To James Madison from Edward Thornton, 6 June 1803
From Edward Thornton
Washington 6th June 1803
Sir,
I have the honour of acknowledging the receipt of your letter of the 1st curt. with its inclosures, and shall take an early opportunity of laying them before His Majesty’s Government, to whom I have already mentioned the transaction they allude to.1 I have likewise taken measures to procure from Captain Douglas his statement of the details. Not that I pretend that any circumstances can justify a want of attention and respect to the territorial rights of the United States; but the personal character of this officer leaves no room to imagine, that he could be guilty of intentional disrespect to the country affording him its hospitality, and the exemplary correctness of his conduct on other occasions persuades me that he must have received some gross provocation to make him deviate from it in the present instance.
Should it here after appear, as I strongly suspect, that the master of the French vessel (who from his name and language is most probably a native of the United States or of the British dominions) has availed himself of the impunity, with which every species of seduction is employed in Norfolk to withdraw and to screen from detection seamen deserting from His Majesty’s service, to practise a similar conduct, I venture to hope, Sir, from the justice of the President of the United States, that he will not allow it to pass unnoticed, as it is the real cause of most of the vexations complained of by masters of Ships, and has in every particular an equally injurious tendency to interrupt the harmony so happily subsisting between the two countries. I have the honour to be with perfect truth and respect, Sir, Your most obedient humble servant,
Edwd Thornton.
RC, two copies (DNA: RG 59, NFL, Great Britain, vol. 2); Tr (PRO: Foreign Office, ser. 5, 38:193–94). First RC docketed by Wagner: “outrage upon the French vessel Ann.”
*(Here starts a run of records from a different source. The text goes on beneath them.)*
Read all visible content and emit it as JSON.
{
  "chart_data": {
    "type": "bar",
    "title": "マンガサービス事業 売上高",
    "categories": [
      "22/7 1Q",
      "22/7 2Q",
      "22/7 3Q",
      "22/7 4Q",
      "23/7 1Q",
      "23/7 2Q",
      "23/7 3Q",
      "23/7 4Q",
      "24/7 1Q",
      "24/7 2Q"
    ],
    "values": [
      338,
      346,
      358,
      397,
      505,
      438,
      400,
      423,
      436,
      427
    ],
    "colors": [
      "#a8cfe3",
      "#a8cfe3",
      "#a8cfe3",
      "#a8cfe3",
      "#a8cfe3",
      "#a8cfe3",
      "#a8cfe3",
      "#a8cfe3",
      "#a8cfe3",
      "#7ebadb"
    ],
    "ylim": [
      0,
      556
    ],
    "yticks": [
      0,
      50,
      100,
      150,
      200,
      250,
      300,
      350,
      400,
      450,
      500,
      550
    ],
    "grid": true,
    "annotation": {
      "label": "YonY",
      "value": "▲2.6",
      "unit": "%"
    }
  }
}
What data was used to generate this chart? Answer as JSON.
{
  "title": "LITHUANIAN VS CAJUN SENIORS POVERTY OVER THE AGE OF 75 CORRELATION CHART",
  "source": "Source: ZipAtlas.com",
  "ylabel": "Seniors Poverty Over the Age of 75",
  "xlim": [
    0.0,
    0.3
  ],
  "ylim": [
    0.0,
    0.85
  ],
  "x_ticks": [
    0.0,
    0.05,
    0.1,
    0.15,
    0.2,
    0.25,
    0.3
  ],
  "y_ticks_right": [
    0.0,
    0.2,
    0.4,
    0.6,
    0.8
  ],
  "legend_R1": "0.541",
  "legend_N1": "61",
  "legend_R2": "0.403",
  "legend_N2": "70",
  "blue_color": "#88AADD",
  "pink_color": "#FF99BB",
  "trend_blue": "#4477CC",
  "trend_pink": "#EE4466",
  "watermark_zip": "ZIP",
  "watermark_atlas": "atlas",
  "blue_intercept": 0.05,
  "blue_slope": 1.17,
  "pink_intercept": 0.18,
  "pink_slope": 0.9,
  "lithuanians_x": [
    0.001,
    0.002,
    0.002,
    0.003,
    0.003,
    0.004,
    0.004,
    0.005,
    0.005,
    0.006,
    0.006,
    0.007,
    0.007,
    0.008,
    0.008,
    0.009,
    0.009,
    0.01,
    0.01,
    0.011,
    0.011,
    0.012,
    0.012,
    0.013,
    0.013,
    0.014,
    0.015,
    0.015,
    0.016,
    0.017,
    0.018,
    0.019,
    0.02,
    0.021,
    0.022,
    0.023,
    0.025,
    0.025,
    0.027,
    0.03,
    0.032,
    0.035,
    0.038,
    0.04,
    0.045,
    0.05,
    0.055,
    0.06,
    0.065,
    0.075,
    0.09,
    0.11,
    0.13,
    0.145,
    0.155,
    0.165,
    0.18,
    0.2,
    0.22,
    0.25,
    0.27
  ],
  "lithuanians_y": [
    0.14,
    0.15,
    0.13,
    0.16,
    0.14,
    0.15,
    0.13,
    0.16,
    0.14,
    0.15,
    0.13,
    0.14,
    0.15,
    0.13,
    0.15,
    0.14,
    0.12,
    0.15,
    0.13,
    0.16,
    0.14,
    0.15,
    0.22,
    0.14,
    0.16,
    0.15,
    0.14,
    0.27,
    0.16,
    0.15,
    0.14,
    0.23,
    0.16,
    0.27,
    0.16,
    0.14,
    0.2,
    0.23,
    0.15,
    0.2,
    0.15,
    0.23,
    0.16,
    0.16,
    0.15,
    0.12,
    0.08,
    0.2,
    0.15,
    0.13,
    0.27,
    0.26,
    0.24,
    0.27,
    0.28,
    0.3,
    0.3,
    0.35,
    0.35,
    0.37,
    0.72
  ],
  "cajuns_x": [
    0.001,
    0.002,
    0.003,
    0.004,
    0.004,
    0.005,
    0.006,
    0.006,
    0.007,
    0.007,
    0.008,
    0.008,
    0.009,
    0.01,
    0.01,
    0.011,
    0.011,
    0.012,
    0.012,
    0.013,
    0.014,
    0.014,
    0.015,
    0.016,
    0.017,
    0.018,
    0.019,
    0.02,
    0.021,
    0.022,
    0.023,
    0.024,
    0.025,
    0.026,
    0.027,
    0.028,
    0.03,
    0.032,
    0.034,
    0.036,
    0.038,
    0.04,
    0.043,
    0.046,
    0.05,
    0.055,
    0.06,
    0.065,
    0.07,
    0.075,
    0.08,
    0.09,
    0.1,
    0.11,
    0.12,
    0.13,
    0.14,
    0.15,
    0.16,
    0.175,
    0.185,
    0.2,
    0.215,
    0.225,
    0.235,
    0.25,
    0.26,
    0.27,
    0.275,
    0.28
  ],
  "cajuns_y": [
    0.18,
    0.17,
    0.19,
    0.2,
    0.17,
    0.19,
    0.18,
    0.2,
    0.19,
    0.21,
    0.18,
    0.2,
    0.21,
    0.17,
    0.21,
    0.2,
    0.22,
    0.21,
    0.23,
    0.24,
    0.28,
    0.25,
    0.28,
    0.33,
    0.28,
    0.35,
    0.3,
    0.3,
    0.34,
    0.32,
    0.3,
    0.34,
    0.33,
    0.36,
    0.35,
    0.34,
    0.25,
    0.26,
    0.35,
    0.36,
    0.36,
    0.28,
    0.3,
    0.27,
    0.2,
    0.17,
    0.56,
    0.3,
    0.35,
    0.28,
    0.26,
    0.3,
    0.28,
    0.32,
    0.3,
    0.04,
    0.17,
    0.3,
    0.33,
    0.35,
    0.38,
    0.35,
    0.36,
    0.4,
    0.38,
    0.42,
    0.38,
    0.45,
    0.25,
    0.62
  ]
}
1. Thornton had reported to Hawkesbury a conversation he had had with JM on 29 May, in which JM first brought this complaint to Thornton’s attention (Thornton to Hawkesbury, 30 May 1803 [PRO: Foreign Office, ser. 115, 11:120–21]). On 25 June, Thornton wrote Hawkesbury further, enclosing JM’s letter and his own reply and informing Hawkesbury that he hoped to receive from the commander in chief of the British navy “in the North America Station” explanations that would satisfy the U.S. that “no intention was entertained of infringing the territorial rights of the United States” (ibid., 11:122–23).